For those who have enjoyed Sacks’s past writing, The River of Consciousness is similar to what has come before—introspective and insightful. This lyrical collection includes essays about evolution, botany, chemistry, medicine, neuroscience, and the arts.
As supplemental listening, Radiolab has a podcast of recordings made by Sacks and Hayes towards the end of Sacks’s life. This and 2015’s fan-favorite Radiolab episode “Remembering Oliver Sacks” are additional tributes to his life and work.
$25.95. Beacon Press
Although outside of the scope for my normal book reviews here at NYBG, I received a review copy of this book in May and enjoyed it so much that I felt it appropriate to mention here. In Inferior, Saini writes about how scientists historically studied and wrote about women. Saini, a decorated science writer, has given readers a very detailed and carefully researched book that will resonate with those interested in the history of science and biology.

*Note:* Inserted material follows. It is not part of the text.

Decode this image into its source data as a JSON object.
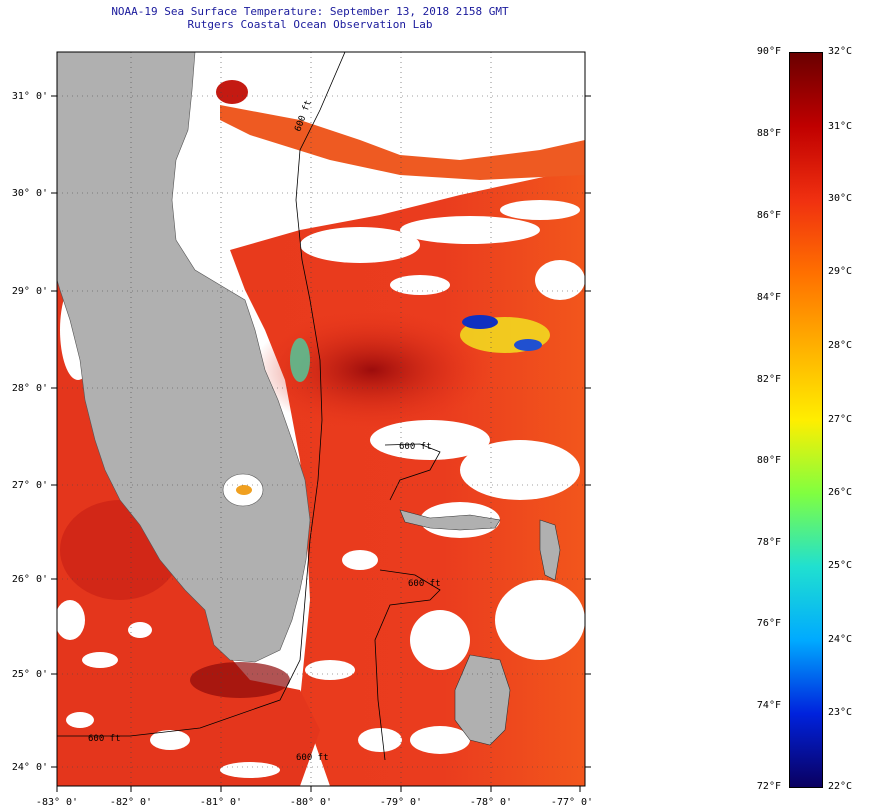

What Have Plants Ever Done for Us? by Stephen Harris
$25. The University of Chicago Press
Although it was published in 2015, I read this book in 2017 and loved it. Not only does Stephen Harris review and condense several more recent “a history of” publications about different plants (for example, pineapples and tobacco), he also incorporates recent scholarly scientific research and notable works written between the 15th and 20th centuries. Harris deftly weaves history, botanical nomenclature, taxonomy, plant morphology, genetic research, and economics into his narrative. There is a great deal here about the trade and colonization practices of European powers in particular, as well as elements of conservation theory. (Full review here.)